Une candidate de Ma mère, ton père brise le silence sur sa demande d’aide médicale à mourir
Sandy Trépanier-Gauthier, la participante de Ma mère, ton père, a révélé un témoignage poignant sur son combat contre la douleur et sa demande d’aide médicale à mourir, avant de finalement choisir la vie.
Son récit, partagé sur ses réseaux sociaux cette semaine, est empreint de vulnérabilité et d’espoir, et il a secoué beaucoup d’abonnés.
Au plus fort de sa crise de polyarthrite, Sandy décrit des douleurs intenses aux articulations, comparables à celles d’un cancer des os, selon ses propres mots.
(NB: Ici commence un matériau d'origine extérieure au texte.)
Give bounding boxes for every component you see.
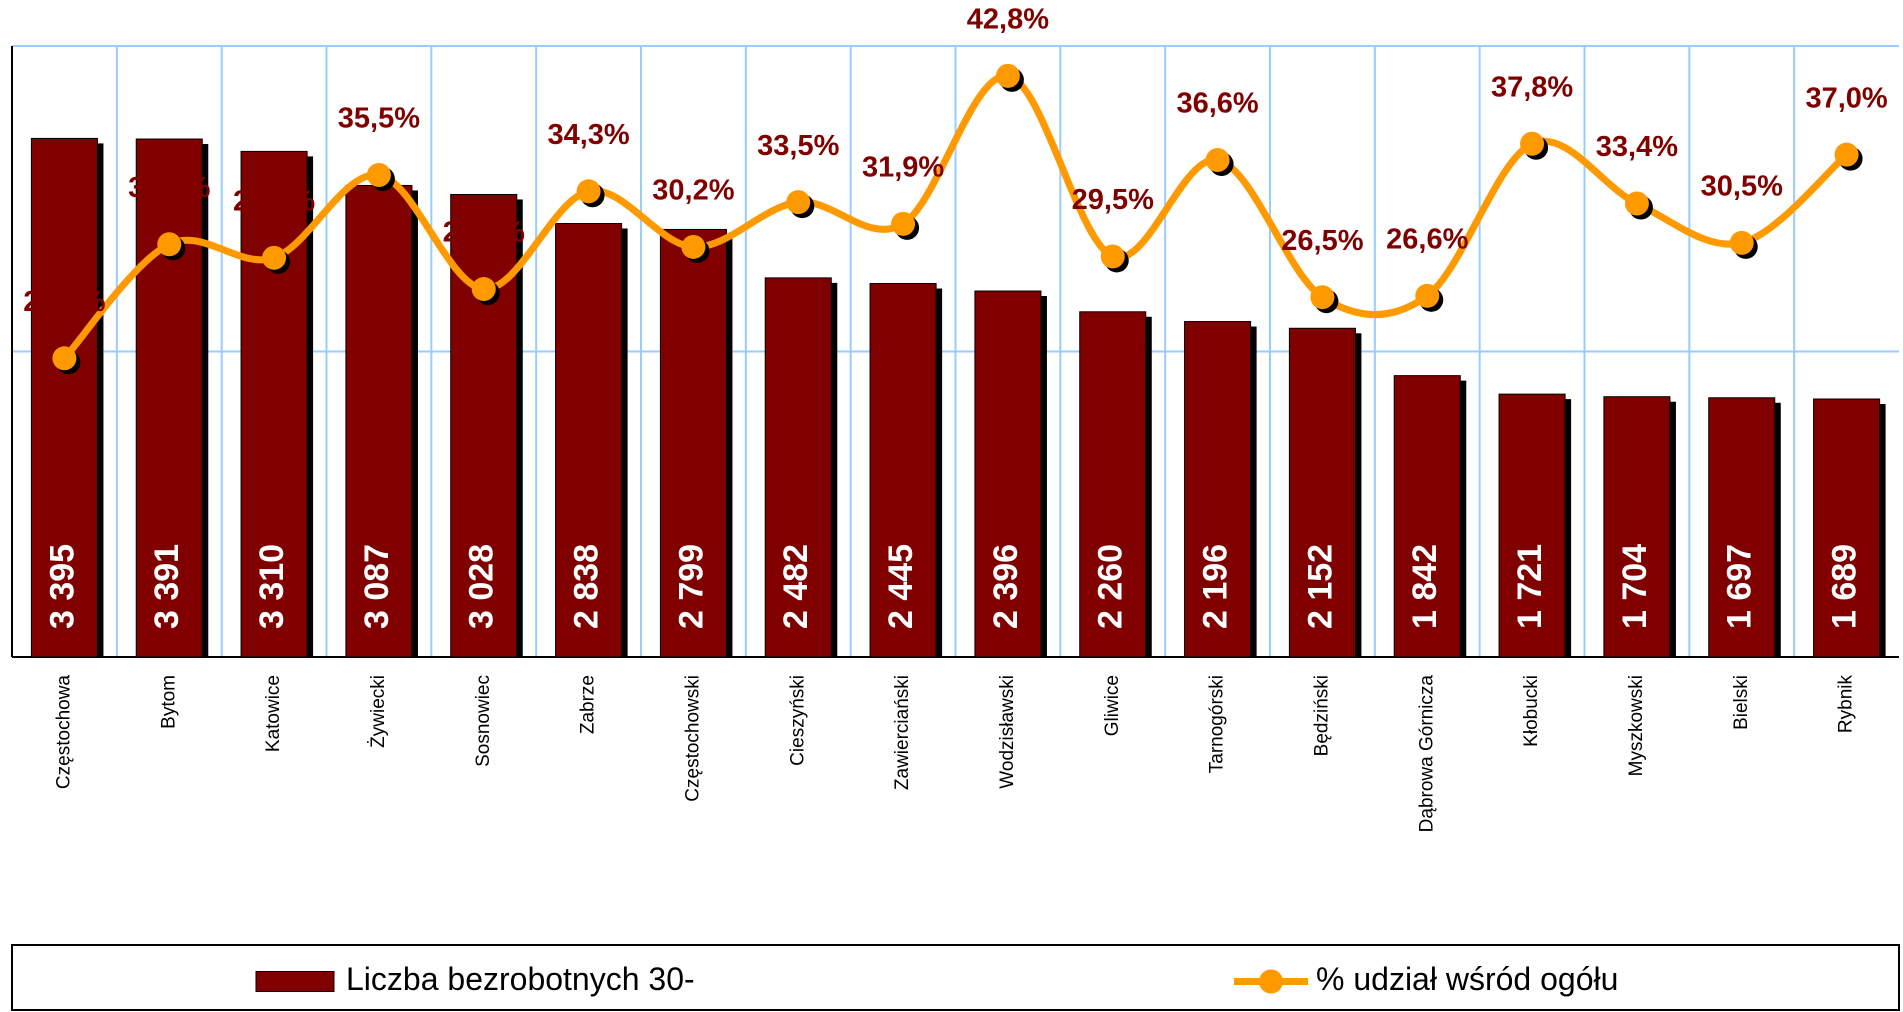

Elle raconte que chaque geste simple — se coiffer, laver ses cheveux ou même porter une cuillère à la bouche — est devenu presque impossible.
La souffrance physique s’est conjuguée à de l’épuisement professionnel, une peine d’amour profonde et les bouleversements de la ménopause, créant ce qu’elle appelle un « méchant cocktail » de détresse.
À bout de forces, elle explique qu’elle s’est rendue à une consultation médicale convaincue d’avoir atteint un point de non-retour, et qu’elle a demandé l’aide médicale à mourir, une option légale au Québec pour soulager une souffrance jugée intolérable.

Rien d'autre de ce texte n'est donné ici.